Stephen Goddard, a Sydney strata lawyer and chair of the OCN, told Property Observer allowing apartment owners to turn their residential units into hotels rooms or serviced apartments would “degrade property values” and result in strata fees rising due to higher maintenance costs.
It follows the Victorian Supreme Court overturning an earlier ruling by the Building Appeals Board that prevented Paul Salter from operating his Docklands Executive Apartments at the 350-unit Watergate tower.
Salter had lost an appeal to the Building Appeals Board in March this year after he received building notices in April 2011 with respect to three apartments being used as short term serviced apartments that were ruled to have contravened the Building Code of Australia.
The City of Melbourne was a defendant alongside the Building Appeals Board in its legal dispute with Salter.

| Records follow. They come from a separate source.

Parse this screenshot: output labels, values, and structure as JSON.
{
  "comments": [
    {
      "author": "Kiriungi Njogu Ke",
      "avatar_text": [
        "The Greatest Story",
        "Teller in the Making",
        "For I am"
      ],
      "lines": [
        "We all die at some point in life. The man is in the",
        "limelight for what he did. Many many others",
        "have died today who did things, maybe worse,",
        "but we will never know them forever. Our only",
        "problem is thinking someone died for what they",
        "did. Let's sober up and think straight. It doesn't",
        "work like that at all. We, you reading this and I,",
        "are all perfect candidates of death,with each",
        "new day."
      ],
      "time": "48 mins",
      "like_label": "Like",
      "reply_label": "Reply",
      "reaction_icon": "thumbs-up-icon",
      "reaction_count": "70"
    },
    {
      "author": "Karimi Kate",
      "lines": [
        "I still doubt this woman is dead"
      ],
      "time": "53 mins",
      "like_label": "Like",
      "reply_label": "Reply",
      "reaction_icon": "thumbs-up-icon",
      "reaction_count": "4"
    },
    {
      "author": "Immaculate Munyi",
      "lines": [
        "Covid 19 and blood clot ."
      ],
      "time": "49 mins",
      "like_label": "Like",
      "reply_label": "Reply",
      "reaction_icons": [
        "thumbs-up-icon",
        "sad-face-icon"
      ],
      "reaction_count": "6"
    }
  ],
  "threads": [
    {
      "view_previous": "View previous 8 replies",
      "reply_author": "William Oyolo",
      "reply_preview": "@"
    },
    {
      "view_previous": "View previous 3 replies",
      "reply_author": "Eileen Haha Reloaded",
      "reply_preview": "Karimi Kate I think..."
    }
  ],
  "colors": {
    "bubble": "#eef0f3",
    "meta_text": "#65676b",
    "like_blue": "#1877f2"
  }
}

The court ruled that the decision of the Building Appeals Board must be quashed and the appeals made by Salter be remitted for re-hearing and determination in accordance with law.
Goddard says the OCN is “completely behind the City of Melbourne”.
“It’s neither good public policy nor in the public interest to convert residential apartments into boarding houses or hotels on common property rates,” he says.
“We are surprised and disappointed at decision of Supreme Court of Victoria.”
Goddard says the decision will have national ramifications with the potential for parts of Docklands to start looking like the Gold Coast.
He says short-term letting of apartments is also a problem in Sydney, citing one example of a buck’s night in an apartment building, where windows were broken and the swimming pool had to be drained to remove all the glass.
“The allowing of checkerboard short term tenancies results in the overall degrading of amenities and capital values and will result in increases in levies.
“It’s short-term profiteering but with a long-term cost he says.
This article first appeared on Property Observer.